For agreeable people, the world is a more trustworthy place, and so they often enjoy high quality personal relationships. Yet in their obedience, the agreeable can do things they may later regret. (For example, agreeable people were especially willing to deliver a high-voltage electric shock in a Milgram-like experiment.) The fifth member of the Big Five, openness (aka creativity), can also be good or bad for health, depending on what exactly it is that an open person seeks to explore.

To clarify the health impacts of these conflicting influences, groups of Big Five researchers have mushroomed all over the world, with the intention of figuring out the common personality traits among longevity’s high achievers: the world’s centenarians. These scholars have accessed of personalities of people over 100 years of age living in Tokyo, Sweden, and the southern state of Georgia, among other places. In Australia, researchers used one-hundredth birthday letters from Queen Elizabeth II as proof of age.
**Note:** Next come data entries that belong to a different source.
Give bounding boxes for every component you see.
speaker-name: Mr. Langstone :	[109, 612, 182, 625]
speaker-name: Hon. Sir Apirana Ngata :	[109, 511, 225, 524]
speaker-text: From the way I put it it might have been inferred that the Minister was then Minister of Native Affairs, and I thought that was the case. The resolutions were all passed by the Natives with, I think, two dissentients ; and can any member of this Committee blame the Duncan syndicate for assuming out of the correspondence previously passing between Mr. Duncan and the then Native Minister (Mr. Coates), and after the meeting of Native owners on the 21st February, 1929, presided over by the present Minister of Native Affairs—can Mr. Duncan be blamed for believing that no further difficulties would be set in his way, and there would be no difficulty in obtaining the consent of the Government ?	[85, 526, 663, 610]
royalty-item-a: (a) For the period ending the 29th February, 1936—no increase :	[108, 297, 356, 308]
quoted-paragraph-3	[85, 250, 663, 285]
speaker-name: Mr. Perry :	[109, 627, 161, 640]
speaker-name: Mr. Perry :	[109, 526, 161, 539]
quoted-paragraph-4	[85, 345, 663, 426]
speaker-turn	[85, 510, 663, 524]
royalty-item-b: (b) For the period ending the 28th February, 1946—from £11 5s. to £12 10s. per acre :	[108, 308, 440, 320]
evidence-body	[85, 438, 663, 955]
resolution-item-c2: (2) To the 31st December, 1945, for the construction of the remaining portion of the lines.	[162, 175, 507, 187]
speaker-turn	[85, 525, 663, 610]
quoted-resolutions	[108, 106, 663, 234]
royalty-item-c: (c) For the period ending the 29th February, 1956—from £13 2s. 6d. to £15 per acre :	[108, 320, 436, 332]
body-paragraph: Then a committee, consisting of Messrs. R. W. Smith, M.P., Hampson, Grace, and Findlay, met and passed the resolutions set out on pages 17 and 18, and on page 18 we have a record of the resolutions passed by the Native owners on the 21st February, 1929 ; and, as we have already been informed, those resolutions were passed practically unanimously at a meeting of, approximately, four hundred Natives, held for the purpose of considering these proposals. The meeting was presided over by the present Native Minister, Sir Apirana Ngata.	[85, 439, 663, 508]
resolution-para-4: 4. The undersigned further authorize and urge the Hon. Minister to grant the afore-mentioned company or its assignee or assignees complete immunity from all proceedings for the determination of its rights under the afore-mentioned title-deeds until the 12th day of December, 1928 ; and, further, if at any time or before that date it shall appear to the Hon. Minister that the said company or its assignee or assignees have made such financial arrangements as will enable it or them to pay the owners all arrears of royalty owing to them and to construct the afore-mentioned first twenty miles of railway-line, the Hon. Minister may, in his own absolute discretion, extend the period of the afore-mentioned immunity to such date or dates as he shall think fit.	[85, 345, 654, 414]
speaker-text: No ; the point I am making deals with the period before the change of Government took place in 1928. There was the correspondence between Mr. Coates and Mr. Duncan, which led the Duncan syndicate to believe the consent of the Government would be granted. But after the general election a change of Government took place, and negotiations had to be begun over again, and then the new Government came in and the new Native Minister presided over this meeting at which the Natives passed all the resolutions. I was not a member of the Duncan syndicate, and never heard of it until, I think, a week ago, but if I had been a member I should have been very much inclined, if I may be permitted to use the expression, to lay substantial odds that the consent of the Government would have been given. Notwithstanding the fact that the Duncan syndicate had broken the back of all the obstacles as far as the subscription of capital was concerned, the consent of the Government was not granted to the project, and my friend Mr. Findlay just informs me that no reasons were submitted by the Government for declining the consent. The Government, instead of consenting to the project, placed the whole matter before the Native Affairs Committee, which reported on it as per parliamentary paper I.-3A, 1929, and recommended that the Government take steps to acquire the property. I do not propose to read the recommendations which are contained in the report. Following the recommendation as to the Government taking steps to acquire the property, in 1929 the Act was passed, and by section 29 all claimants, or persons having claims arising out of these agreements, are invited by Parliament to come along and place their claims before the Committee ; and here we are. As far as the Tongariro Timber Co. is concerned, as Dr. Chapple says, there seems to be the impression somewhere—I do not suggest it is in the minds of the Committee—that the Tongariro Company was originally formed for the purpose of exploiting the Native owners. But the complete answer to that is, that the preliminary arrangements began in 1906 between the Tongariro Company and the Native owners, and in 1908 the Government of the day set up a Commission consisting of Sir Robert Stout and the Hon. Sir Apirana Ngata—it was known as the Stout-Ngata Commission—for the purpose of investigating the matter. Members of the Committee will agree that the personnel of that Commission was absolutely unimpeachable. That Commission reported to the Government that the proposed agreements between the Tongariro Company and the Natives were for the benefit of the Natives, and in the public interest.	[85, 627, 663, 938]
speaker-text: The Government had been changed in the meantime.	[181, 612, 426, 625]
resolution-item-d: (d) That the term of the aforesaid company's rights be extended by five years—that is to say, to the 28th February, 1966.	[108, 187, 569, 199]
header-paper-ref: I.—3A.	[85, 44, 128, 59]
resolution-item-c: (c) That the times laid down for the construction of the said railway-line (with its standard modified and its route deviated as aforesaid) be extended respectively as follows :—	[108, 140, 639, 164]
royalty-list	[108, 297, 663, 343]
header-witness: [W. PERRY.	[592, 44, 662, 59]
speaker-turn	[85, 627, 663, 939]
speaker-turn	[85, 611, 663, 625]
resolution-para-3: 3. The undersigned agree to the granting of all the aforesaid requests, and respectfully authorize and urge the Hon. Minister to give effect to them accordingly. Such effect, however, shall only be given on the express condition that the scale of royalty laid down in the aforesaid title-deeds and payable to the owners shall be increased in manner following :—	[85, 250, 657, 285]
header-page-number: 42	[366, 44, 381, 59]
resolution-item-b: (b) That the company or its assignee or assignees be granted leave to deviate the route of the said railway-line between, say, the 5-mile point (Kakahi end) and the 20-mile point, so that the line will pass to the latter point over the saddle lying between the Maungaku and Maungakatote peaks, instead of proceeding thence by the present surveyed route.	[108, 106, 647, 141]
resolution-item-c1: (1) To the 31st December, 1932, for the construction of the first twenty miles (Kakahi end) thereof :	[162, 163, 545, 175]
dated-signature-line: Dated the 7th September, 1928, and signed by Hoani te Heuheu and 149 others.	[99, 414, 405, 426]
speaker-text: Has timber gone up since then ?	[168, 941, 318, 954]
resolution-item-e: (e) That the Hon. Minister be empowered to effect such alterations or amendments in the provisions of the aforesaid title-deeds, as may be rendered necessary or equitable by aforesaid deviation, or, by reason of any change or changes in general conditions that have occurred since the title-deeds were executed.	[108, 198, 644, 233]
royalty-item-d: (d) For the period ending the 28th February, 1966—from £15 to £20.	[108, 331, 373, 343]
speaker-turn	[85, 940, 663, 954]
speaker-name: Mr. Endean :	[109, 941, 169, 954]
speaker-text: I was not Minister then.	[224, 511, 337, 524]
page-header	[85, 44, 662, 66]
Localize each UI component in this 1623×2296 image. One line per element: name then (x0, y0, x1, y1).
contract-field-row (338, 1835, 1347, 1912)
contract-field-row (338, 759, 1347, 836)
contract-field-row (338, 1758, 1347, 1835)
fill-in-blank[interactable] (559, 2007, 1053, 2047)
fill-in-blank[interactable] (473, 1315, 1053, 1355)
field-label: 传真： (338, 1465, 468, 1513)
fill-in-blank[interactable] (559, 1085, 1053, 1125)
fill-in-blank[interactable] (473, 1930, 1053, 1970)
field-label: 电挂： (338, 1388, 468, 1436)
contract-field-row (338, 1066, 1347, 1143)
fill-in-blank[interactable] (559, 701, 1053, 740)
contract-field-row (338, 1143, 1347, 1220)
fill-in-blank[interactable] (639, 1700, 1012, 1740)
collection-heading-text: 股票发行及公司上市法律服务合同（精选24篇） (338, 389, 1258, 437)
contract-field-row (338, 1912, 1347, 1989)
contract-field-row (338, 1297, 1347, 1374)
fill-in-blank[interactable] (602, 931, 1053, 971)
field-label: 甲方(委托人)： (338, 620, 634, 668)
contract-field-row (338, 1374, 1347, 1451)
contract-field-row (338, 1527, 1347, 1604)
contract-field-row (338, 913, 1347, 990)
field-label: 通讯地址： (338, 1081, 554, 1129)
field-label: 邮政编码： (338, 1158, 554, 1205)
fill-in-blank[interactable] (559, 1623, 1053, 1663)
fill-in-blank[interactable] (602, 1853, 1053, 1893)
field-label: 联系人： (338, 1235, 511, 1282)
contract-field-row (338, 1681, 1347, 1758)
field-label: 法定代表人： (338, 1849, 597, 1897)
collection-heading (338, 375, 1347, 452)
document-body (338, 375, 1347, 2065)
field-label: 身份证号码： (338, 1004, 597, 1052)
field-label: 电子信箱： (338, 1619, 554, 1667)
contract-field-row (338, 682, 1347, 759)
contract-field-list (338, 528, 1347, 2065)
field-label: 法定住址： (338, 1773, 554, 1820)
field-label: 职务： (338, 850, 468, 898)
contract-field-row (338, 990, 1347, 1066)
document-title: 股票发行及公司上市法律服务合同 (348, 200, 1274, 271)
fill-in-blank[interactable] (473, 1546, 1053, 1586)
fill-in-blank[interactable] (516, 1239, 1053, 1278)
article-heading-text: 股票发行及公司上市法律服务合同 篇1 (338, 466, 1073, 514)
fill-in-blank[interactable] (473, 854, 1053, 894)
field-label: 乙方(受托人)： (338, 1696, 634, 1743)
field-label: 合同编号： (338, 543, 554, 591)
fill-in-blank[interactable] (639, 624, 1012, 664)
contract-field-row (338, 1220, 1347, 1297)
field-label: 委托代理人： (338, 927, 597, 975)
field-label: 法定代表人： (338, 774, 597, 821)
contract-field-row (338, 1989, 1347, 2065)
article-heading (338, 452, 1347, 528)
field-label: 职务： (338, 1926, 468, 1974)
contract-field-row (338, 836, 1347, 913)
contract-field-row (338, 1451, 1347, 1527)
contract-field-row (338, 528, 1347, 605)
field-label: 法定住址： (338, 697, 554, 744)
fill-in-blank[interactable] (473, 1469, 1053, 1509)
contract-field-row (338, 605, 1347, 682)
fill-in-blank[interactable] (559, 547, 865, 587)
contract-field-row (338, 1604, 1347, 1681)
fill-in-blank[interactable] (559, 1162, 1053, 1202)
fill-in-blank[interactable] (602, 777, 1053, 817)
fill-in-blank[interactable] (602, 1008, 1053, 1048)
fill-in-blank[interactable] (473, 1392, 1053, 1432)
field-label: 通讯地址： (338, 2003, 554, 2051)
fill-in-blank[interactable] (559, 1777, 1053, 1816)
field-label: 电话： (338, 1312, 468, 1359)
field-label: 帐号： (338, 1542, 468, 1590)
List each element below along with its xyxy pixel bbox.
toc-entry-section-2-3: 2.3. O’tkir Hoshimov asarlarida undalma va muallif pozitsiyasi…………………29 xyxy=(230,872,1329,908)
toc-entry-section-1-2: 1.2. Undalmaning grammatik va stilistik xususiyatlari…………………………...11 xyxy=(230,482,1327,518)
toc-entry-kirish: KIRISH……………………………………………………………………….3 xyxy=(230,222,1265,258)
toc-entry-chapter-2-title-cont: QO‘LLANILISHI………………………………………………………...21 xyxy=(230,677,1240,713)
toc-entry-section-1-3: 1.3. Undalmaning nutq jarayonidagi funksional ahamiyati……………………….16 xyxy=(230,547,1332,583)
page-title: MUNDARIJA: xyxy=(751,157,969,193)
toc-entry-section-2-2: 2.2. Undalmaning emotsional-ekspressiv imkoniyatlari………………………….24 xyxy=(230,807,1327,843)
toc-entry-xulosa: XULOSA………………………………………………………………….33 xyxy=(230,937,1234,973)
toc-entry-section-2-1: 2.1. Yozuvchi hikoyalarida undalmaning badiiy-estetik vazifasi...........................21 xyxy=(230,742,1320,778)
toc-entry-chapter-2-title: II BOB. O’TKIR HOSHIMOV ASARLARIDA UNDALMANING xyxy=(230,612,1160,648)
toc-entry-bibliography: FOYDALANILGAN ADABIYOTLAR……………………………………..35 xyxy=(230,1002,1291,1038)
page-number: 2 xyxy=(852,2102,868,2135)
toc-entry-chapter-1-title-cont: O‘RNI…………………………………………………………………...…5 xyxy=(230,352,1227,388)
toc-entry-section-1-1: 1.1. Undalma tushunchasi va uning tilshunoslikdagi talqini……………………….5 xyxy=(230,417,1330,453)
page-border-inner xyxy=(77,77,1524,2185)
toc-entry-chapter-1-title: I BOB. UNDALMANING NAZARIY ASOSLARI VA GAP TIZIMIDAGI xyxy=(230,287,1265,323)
Although not all centenarian studies have found the same results, generally, people who make it to very old age are predominantly emotional stable (ie non-neurotic) extroverts – in addition to being highly conscientious. In Baltimore, researchers studying the elderly calculated exactly how much this combination of traits contributed to survival. Having scores for extraversion and conscientiousness one standard deviation above average, and a score for neuroticism one standard deviation below average, adds two or three more years of life, they report.

Like the sisters of Notre Dame – many of whom wrote their autobiographies from a convent in Baltimore – these retirees were blessed with the intrinsic skills to navigate what life threw at them with aplomb. Their lesson to the unconscientious, to the natural introverts and hypochondriac wallowers out there, is to recognize how your own behavioral tendencies could be impacting your health, and take steps to address them. One day, your life may depend on it.